Darilaut – Sejak tahun 2000, lebih dari 60% mangrove yang hilang terutama disebabkan dampak manusia secara langsung maupun tidak langsung. Sebagian besar mangrove yang hilang ini terjadi di Indonesia, Myanmar, Malaysia, Filipina, Thailand, dan Vietnam.
Sementara secara alami kerugian juga terjadi karena adanya erosi, kenaikan permukaan laut, angin topan dan kekeringan— yang diperburuk oleh perubahan iklim.
Ada 136.000 km2 hutan bakau di seluruh dunia pada tahun 2016, dengan perkiraan global baru akan segera dirilis. Menurunnya tingkat kehilangan seharusnya memberikan harapan—mangrove seringkali bersifat oportunistik, dan ekspansi dapat terjadi relatif cepat.
Keuntungan baru-baru ini kemungkinan besar disebabkan oleh banyaknya proyek restorasi dengan memberikan bantuan tambahan.
Selama 20 tahun terakhir, hutan mangrove telah berubah dari salah satu habitat yang paling cepat berkurang di Bumi menjadi salah satu yang paling dilindungi.

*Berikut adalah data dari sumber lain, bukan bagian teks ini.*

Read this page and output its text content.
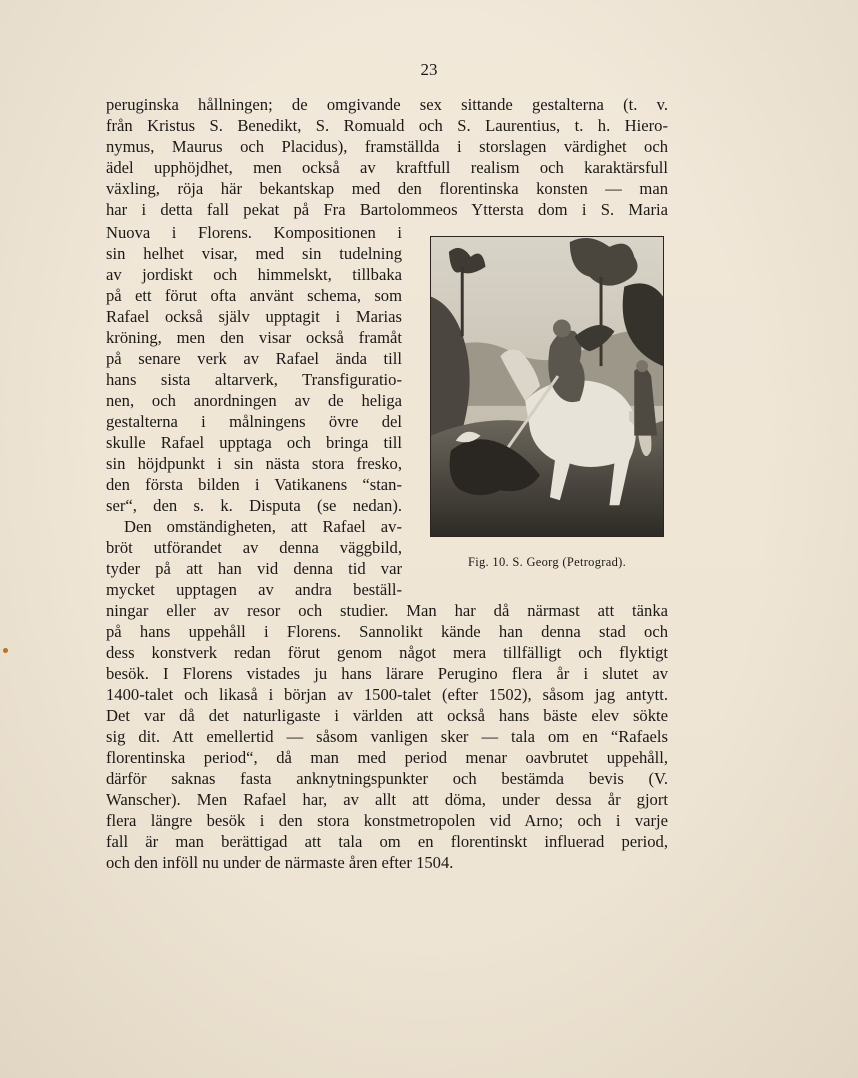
23
peruginska hållningen; de omgivande sex sittande gestalterna (t. v.
från Kristus S. Benedikt, S. Romuald och S. Laurentius, t. h. Hiero-
nymus, Maurus och Placidus), framställda i storslagen värdighet och
ädel upphöjdhet, men också av kraftfull realism och karaktärsfull
växling, röja här bekantskap med den florentinska konsten — man
har i detta fall pekat på Fra Bartolommeos Yttersta dom i S. Maria
Nuova i Florens. Kompositionen i
sin helhet visar, med sin tudelning
av jordiskt och himmelskt, tillbaka
på ett förut ofta använt schema, som
Rafael också själv upptagit i Marias
kröning, men den visar också framåt
på senare verk av Rafael ända till
hans sista altarverk, Transfiguratio-
nen, och anordningen av de heliga
gestalterna i målningens övre del
skulle Rafael upptaga och bringa till
sin höjdpunkt i sin nästa stora fresko,
den första bilden i Vatikanens “stan-
ser“, den s. k. Disputa (se nedan).
Den omständigheten, att Rafael av-
bröt utförandet av denna väggbild,
tyder på att han vid denna tid var
mycket upptagen av andra beställ-
ningar eller av resor och studier. Man har då närmast att tänka
på hans uppehåll i Florens. Sannolikt kände han denna stad och
dess konstverk redan förut genom något mera tillfälligt och flyktigt
besök. I Florens vistades ju hans lärare Perugino flera år i slutet av
1400-talet och likaså i början av 1500-talet (efter 1502), såsom jag antytt.
Det var då det naturligaste i världen att också hans bäste elev sökte
sig dit. Att emellertid — såsom vanligen sker — tala om en “Rafaels
florentinska period“, då man med period menar oavbrutet uppehåll,
därför saknas fasta anknytningspunkter och bestämda bevis (V.
Wanscher). Men Rafael har, av allt att döma, under dessa år gjort
flera längre besök i den stora konstmetropolen vid Arno; och i varje
fall är man berättigad att tala om en florentinskt influerad period,
och den inföll nu under de närmaste åren efter 1504.
Fig. 10. S. Georg (Petrograd).
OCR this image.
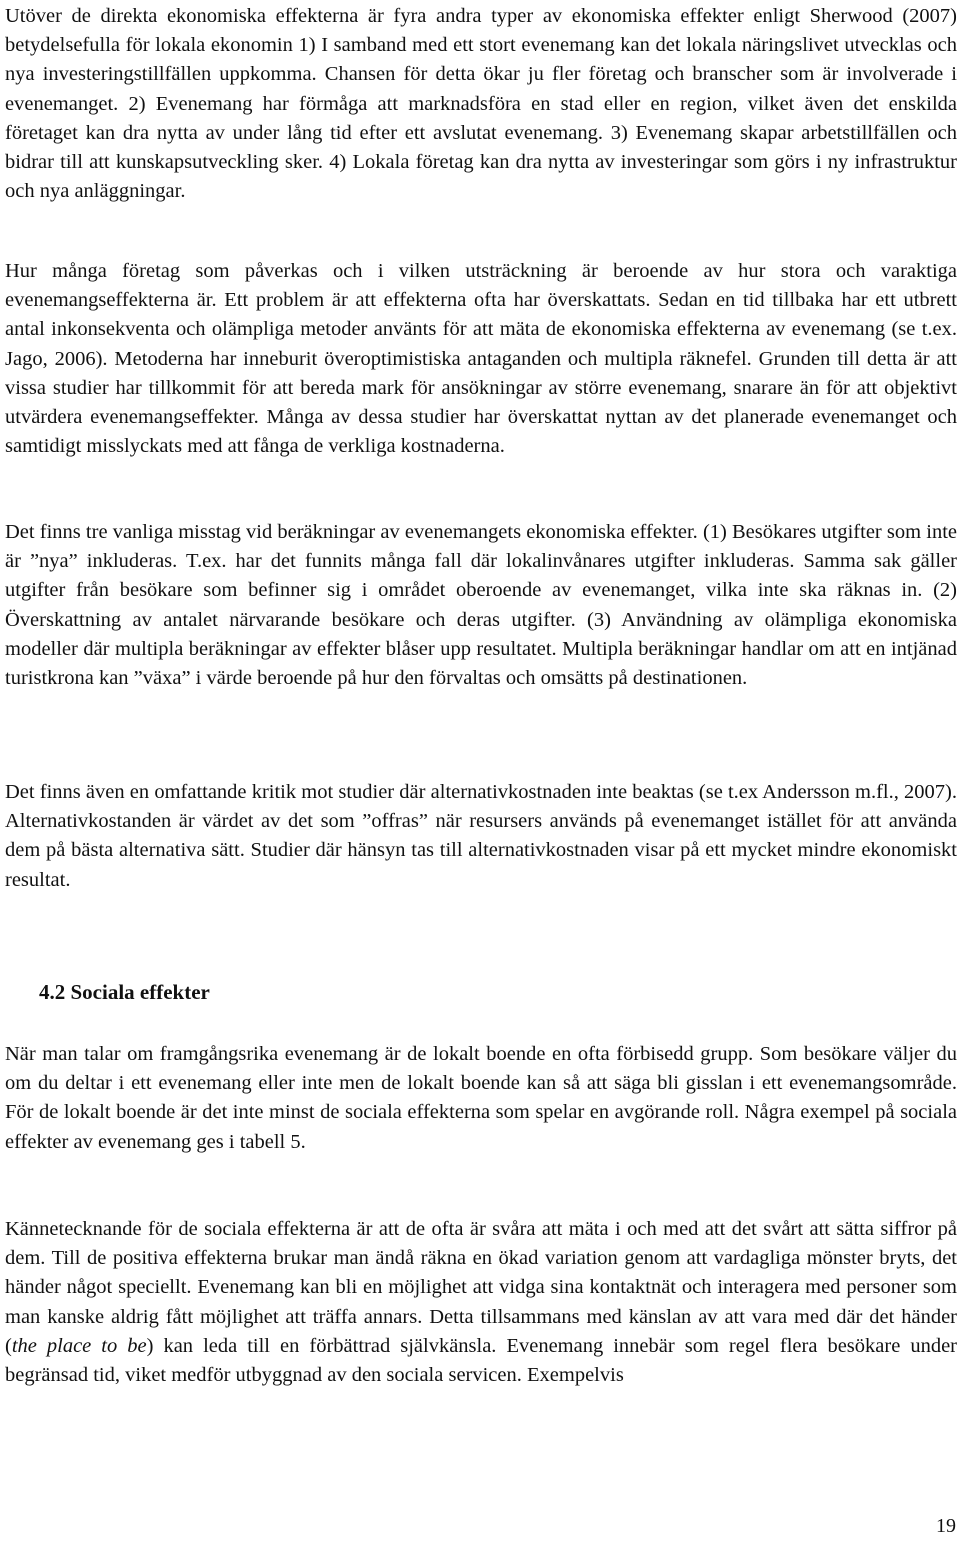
Utöver de direkta ekonomiska effekterna är fyra andra typer av ekonomiska effekter enligt Sherwood (2007) betydelsefulla för lokala ekonomin 1) I samband med ett stort evenemang kan det lokala näringslivet utvecklas och nya investeringstillfällen uppkomma. Chansen för detta ökar ju fler företag och branscher som är involverade i evenemanget. 2) Evenemang har förmåga att marknadsföra en stad eller en region, vilket även det enskilda företaget kan dra nytta av under lång tid efter ett avslutat evenemang. 3) Evenemang skapar arbetstillfällen och bidrar till att kunskapsutveckling sker. 4) Lokala företag kan dra nytta av investeringar som görs i ny infrastruktur och nya anläggningar.

Hur många företag som påverkas och i vilken utsträckning är beroende av hur stora och varaktiga evenemangseffekterna är. Ett problem är att effekterna ofta har överskattats. Sedan en tid tillbaka har ett utbrett antal inkonsekventa och olämpliga metoder använts för att mäta de ekonomiska effekterna av evenemang (se t.ex. Jago, 2006). Metoderna har inneburit överoptimistiska antaganden och multipla räknefel. Grunden till detta är att vissa studier har tillkommit för att bereda mark för ansökningar av större evenemang, snarare än för att objektivt utvärdera evenemangseffekter. Många av dessa studier har överskattat nyttan av det planerade evenemanget och samtidigt misslyckats med att fånga de verkliga kostnaderna.

Det finns tre vanliga misstag vid beräkningar av evenemangets ekonomiska effekter. (1) Besökares utgifter som inte är ”nya” inkluderas. T.ex. har det funnits många fall där lokalinvånares utgifter inkluderas. Samma sak gäller utgifter från besökare som befinner sig i området oberoende av evenemanget, vilka inte ska räknas in. (2) Överskattning av antalet närvarande besökare och deras utgifter. (3) Användning av olämpliga ekonomiska modeller där multipla beräkningar av effekter blåser upp resultatet. Multipla beräkningar handlar om att en intjänad turistkrona kan ”växa” i värde beroende på hur den förvaltas och omsätts på destinationen.

Det finns även en omfattande kritik mot studier där alternativkostnaden inte beaktas (se t.ex Andersson m.fl., 2007). Alternativkostanden är värdet av det som ”offras” när resursers används på evenemanget istället för att använda dem på bästa alternativa sätt. Studier där hänsyn tas till alternativkostnaden visar på ett mycket mindre ekonomiskt resultat.

4.2 Sociala effekter

När man talar om framgångsrika evenemang är de lokalt boende en ofta förbisedd grupp. Som besökare väljer du om du deltar i ett evenemang eller inte men de lokalt boende kan så att säga bli gisslan i ett evenemangsområde. För de lokalt boende är det inte minst de sociala effekterna som spelar en avgörande roll. Några exempel på sociala effekter av evenemang ges i tabell 5.

Kännetecknande för de sociala effekterna är att de ofta är svåra att mäta i och med att det svårt att sätta siffror på dem. Till de positiva effekterna brukar man ändå räkna en ökad variation genom att vardagliga mönster bryts, det händer något speciellt. Evenemang kan bli en möjlighet att vidga sina kontaktnät och interagera med personer som man kanske aldrig fått möjlighet att träffa annars. Detta tillsammans med känslan av att vara med där det händer (the place to be) kan leda till en förbättrad självkänsla. Evenemang innebär som regel flera besökare under begränsad tid, viket medför utbyggnad av den sociala servicen. Exempelvis

19
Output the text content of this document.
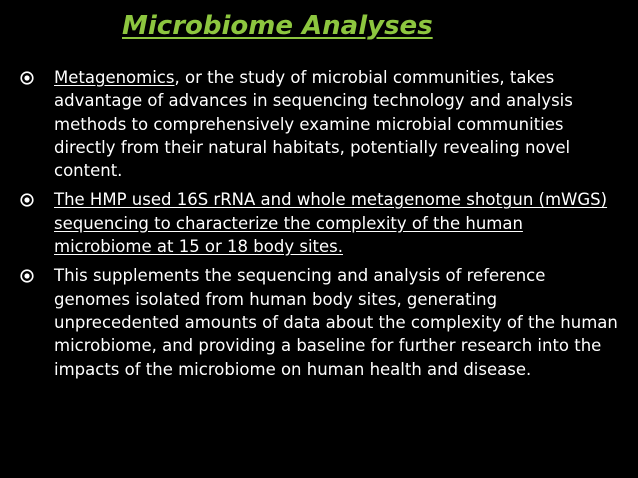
Microbiome Analyses
Metagenomics, or the study of microbial communities, takes advantage of advances in sequencing technology and analysis methods to comprehensively examine microbial communities directly from their natural habitats, potentially revealing novel content.
The HMP used 16S rRNA and whole metagenome shotgun (mWGS) sequencing to characterize the complexity of the human microbiome at 15 or 18 body sites.
This supplements the sequencing and analysis of reference genomes isolated from human body sites, generating unprecedented amounts of data about the complexity of the human microbiome, and providing a baseline for further research into the impacts of the microbiome on human health and disease.
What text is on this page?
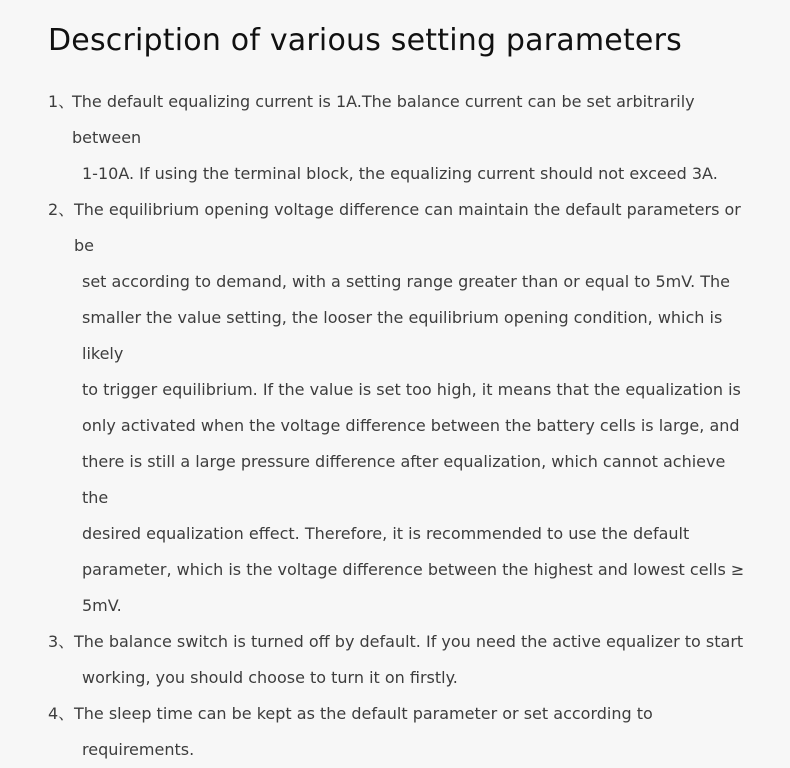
Description of various setting parameters
1、
The default equalizing current is 1A.The balance current can be set arbitrarily between
1-10A. If using the terminal block, the equalizing current should not exceed 3A.
2、 The equilibrium opening voltage difference can maintain the default parameters or be
set according to demand, with a setting range greater than or equal to 5mV. The
smaller the value setting, the looser the equilibrium opening condition, which is likely
to trigger equilibrium. If the value is set too high, it means that the equalization is
only activated when the voltage difference between the battery cells is large, and
there is still a large pressure difference after equalization, which cannot achieve the
desired equalization effect. Therefore, it is recommended to use the default
parameter, which is the voltage difference between the highest and lowest cells ≥
5mV.
3、 The balance switch is turned off by default. If you need the active equalizer to start
working, you should choose to turn it on firstly.
4、 The sleep time can be kept as the default parameter or set according to
requirements.
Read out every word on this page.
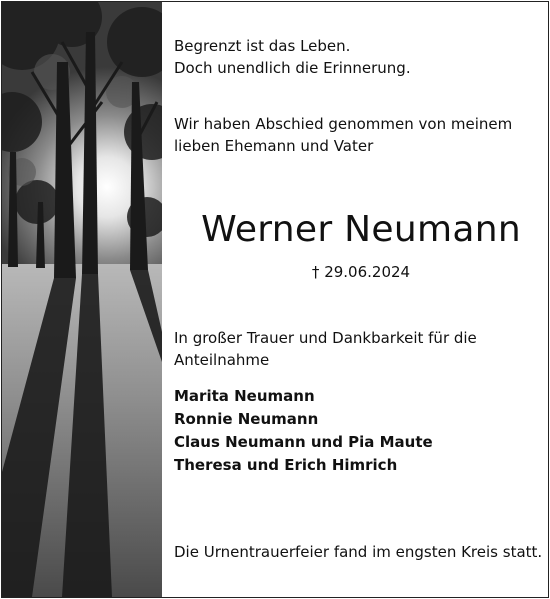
Begrenzt ist das Leben.
Doch unendlich die Erinnerung.
Wir haben Abschied genommen von meinem
lieben Ehemann und Vater
Werner Neumann
† 29.06.2024
In großer Trauer und Dankbarkeit für die
Anteilnahme
Marita Neumann
Ronnie Neumann
Claus Neumann und Pia Maute
Theresa und Erich Himrich
Die Urnentrauerfeier fand im engsten Kreis statt.
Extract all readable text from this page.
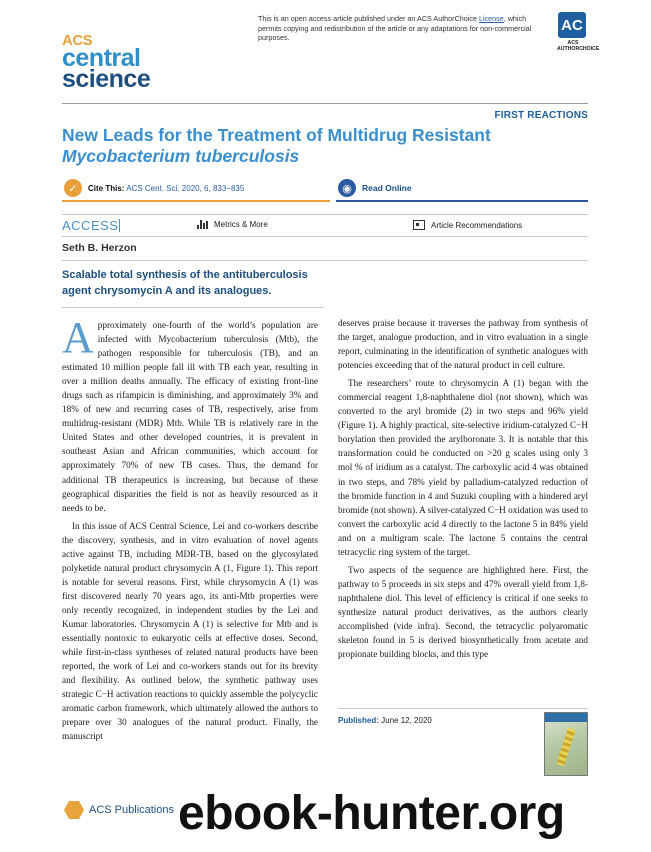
ACS
central
science
This is an open access article published under an ACS AuthorChoice License, which permits copying and redistribution of the article or any adaptations for non-commercial purposes.
AC
ACS AUTHORCHOICE
FIRST REACTIONS
New Leads for the Treatment of Multidrug Resistant
Mycobacterium tuberculosis
✓	Cite This: ACS Cent. Sci. 2020, 6, 833−835	◉	Read Online
ACCESS	Metrics & More	Article Recommendations
Seth B. Herzon
Scalable total synthesis of the antituberculosis agent chrysomycin A and its analogues.

Approximately one-fourth of the world’s population are infected with Mycobacterium tuberculosis (Mtb), the pathogen responsible for tuberculosis (TB), and an estimated 10 million people fall ill with TB each year, resulting in over a million deaths annually. The efficacy of existing front-line drugs such as rifampicin is diminishing, and approximately 3% and 18% of new and recurring cases of TB, respectively, arise from multidrug-resistant (MDR) Mtb. While TB is relatively rare in the United States and other developed countries, it is prevalent in southeast Asian and African communities, which account for approximately 70% of new TB cases. Thus, the demand for additional TB therapeutics is increasing, but because of these geographical disparities the field is not as heavily resourced as it needs to be.

In this issue of ACS Central Science, Lei and co-workers describe the discovery, synthesis, and in vitro evaluation of novel agents active against TB, including MDR-TB, based on the glycosylated polyketide natural product chrysomycin A (1, Figure 1). This report is notable for several reasons. First, while chrysomycin A (1) was first discovered nearly 70 years ago, its anti-Mtb properties were only recently recognized, in independent studies by the Lei and Kumar laboratories. Chrysomycin A (1) is selective for Mtb and is essentially nontoxic to eukaryotic cells at effective doses. Second, while first-in-class syntheses of related natural products have been reported, the work of Lei and co-workers stands out for its brevity and flexibility. As outlined below, the synthetic pathway uses strategic C−H activation reactions to quickly assemble the polycyclic aromatic carbon framework, which ultimately allowed the authors to prepare over 30 analogues of the natural product. Finally, the manuscript

deserves praise because it traverses the pathway from synthesis of the target, analogue production, and in vitro evaluation in a single report, culminating in the identification of synthetic analogues with potencies exceeding that of the natural product in cell culture.

The researchers’ route to chrysomycin A (1) began with the commercial reagent 1,8-naphthalene diol (not shown), which was converted to the aryl bromide (2) in two steps and 96% yield (Figure 1). A highly practical, site-selective iridium-catalyzed C−H borylation then provided the arylboronate 3. It is notable that this transformation could be conducted on >20 g scales using only 3 mol % of iridium as a catalyst. The carboxylic acid 4 was obtained in two steps, and 78% yield by palladium-catalyzed reduction of the bromide function in 4 and Suzuki coupling with a hindered aryl bromide (not shown). A silver-catalyzed C−H oxidation was used to convert the carboxylic acid 4 directly to the lactone 5 in 84% yield and on a multigram scale. The lactone 5 contains the central tetracyclic ring system of the target.

Two aspects of the sequence are highlighted here. First, the pathway to 5 proceeds in six steps and 47% overall yield from 1,8-naphthalene diol. This level of efficiency is critical if one seeks to synthesize natural product derivatives, as the authors clearly accomplished (vide infra). Second, the tetracyclic polyaromatic skeleton found in 5 is derived biosynthetically from acetate and propionate building blocks, and this type

Published: June 12, 2020
ACS Publications ebook-hunter.org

Lebih dari 6.600 km2 masih dapat direstorasi, tetapi akan membutuhkan pendanaan jangka panjang bagi masyarakat.
Manusia dan mangrove memiliki sejarah panjang untuk berkembang bersama. Ketika masyarakat pesisir diberdayakan, akan dapat memastikan pemanfaatan berkelanjutan hutan mangrove dalam jangka panjang.
Untuk memulihkan kembali hutan mengrove yang hilang, pada tahun 2018, Conservation International (CI), International Union for Conservation of Nature (IUCN), The Nature Conservancy (TNC), Wetlands International, dan World Wildlife Fund (WWF) mendirikan Global Mangrove Alliance.